Remember, the closer you get to the thread, the cheaper memory accesses are.

This comment was marked helpful 0 times.

max

All threads can share memory if they are in the same block.

There is one instance of shared memory per block, while there is also one instance of local memory per thread, and one instance of global memory which is written to by all threads.

This comment was marked helpful 0 times.

miko

Question:

Does the 'device global memory' in this diagram refer to the memory of the GPU? If so, does the GPU's memory actually behave in exactly the same manner as main memory does (perform caching and such) or are there some small discrepancies between the two?

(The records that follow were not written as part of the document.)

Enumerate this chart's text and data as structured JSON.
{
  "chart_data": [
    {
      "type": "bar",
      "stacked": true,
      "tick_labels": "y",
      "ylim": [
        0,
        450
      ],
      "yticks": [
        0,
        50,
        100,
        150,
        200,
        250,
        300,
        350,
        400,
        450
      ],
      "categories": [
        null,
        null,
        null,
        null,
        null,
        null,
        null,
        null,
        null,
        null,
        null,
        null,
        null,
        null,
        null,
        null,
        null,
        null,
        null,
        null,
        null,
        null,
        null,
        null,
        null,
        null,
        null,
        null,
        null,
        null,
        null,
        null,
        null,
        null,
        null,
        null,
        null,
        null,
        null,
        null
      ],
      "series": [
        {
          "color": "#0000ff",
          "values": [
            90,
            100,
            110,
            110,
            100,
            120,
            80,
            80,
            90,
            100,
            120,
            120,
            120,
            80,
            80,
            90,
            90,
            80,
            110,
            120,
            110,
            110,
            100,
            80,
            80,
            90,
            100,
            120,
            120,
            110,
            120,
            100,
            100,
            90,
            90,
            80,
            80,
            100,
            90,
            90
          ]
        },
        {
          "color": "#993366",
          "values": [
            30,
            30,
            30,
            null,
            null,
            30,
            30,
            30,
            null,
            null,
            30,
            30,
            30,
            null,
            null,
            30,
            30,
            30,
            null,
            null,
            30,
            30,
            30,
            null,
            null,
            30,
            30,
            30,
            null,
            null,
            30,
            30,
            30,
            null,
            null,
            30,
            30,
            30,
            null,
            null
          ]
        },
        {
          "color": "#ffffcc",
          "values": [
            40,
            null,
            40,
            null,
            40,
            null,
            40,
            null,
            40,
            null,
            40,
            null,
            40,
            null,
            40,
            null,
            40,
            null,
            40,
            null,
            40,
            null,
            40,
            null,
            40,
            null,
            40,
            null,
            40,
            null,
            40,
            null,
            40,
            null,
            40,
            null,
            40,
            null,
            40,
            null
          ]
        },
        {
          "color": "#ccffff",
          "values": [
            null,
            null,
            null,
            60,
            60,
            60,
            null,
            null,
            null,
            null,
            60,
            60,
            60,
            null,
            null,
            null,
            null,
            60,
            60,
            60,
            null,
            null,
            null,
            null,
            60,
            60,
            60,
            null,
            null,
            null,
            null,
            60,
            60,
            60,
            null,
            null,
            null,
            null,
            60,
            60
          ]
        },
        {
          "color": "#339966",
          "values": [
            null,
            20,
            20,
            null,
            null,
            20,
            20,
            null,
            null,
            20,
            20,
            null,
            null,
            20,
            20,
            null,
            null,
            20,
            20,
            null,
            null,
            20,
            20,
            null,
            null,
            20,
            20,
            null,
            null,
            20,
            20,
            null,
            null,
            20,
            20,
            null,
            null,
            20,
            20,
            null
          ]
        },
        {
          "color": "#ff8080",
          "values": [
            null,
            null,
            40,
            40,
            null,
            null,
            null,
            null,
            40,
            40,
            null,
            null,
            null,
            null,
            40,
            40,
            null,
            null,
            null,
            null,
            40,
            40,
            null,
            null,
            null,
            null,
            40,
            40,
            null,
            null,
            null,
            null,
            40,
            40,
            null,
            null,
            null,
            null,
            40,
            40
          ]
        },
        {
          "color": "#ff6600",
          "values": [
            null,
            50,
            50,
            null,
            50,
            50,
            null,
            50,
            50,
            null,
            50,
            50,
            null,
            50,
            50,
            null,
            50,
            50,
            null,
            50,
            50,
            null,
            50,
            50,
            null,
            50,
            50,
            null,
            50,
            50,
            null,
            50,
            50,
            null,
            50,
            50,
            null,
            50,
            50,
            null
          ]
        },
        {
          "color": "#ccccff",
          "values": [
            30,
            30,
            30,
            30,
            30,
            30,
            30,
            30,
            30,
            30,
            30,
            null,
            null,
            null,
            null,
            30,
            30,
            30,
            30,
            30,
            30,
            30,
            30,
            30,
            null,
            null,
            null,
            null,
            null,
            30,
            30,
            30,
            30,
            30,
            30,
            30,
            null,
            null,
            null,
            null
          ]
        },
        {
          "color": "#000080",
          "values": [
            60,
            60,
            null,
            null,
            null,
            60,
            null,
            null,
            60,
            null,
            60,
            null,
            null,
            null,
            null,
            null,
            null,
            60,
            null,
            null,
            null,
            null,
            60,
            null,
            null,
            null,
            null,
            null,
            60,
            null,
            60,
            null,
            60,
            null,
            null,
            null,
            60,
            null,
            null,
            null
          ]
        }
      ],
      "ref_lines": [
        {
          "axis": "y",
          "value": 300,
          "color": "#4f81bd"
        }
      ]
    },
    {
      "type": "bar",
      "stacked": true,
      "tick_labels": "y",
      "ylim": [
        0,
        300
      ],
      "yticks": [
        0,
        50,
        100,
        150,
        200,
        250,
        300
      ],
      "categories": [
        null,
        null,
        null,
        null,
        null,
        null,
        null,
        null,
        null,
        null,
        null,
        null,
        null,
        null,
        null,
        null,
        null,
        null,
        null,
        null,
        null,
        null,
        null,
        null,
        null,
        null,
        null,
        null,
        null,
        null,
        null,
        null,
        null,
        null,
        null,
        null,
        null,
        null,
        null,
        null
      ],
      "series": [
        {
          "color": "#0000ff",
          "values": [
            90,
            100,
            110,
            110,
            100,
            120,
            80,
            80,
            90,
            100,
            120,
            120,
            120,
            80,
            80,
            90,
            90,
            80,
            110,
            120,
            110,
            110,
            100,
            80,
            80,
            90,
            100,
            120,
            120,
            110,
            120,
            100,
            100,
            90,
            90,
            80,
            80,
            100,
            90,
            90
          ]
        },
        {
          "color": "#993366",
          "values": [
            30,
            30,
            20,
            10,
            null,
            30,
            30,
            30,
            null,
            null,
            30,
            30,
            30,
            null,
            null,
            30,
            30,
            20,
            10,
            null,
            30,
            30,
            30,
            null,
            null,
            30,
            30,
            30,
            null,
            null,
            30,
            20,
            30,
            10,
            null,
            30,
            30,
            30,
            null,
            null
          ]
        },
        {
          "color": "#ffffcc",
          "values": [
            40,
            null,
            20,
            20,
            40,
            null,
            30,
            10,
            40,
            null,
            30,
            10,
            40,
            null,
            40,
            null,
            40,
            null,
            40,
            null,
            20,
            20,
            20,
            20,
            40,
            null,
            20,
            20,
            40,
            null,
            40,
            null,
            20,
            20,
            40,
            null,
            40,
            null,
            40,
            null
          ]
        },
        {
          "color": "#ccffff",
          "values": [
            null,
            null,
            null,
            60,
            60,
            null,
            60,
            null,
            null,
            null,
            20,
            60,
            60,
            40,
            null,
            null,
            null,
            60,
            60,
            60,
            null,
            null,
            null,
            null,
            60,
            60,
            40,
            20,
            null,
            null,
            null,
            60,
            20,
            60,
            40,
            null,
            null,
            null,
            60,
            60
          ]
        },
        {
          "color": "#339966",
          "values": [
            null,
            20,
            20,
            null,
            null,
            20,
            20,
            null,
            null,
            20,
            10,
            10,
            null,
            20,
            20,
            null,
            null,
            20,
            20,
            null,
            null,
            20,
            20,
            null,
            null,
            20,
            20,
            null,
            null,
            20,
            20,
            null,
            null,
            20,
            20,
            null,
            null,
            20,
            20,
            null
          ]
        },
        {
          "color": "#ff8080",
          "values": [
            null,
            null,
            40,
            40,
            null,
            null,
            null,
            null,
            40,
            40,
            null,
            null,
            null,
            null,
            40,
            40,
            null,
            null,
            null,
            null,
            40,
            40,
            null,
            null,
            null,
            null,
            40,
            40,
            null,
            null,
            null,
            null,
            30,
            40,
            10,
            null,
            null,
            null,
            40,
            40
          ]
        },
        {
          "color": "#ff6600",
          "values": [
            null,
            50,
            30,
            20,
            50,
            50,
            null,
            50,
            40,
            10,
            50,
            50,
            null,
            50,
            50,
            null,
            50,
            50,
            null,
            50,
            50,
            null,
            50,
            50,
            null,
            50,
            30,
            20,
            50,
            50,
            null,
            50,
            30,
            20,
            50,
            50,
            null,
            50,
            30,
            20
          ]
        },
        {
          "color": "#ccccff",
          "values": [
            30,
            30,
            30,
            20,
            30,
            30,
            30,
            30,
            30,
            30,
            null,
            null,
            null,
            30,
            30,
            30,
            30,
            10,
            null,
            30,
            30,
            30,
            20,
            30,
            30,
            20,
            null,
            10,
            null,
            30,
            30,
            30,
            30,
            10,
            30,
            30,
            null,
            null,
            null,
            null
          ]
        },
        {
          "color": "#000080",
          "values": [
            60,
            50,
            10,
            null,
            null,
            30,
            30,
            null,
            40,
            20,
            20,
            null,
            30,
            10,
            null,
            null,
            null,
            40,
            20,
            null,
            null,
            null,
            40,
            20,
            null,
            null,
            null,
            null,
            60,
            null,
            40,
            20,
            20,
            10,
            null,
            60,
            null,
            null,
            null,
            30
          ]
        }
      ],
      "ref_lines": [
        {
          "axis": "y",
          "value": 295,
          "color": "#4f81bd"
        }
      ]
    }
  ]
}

This comment was marked helpful 0 times.

kayvonf

Yes. In modern GPUs device global memory corresponds to high-performance DDR5 DRAM resident on the GPU board (but not on chip). You can think of this memory just as you think of main system memory accessible to a CPU (typically DDR3 these days). The GPU does cache part of this address space, although GPU caches tend to be smaller than those on a chip.

This comment was marked helpful 0 times.

DanceWithDragon

Use a table to conclude this part. Suppose we have M blocks, and each block has N threads.

Memory type	num of such memory	Accessed by	Size	Speed
Device Global Memory	1	M*N threads	Large	Slow
Per-block shared memory	M	N threads in same block	Medium	Medium
Per-thread private memory	M*N	1 threads	Small	Fast

This comment was marked helpful 0 times.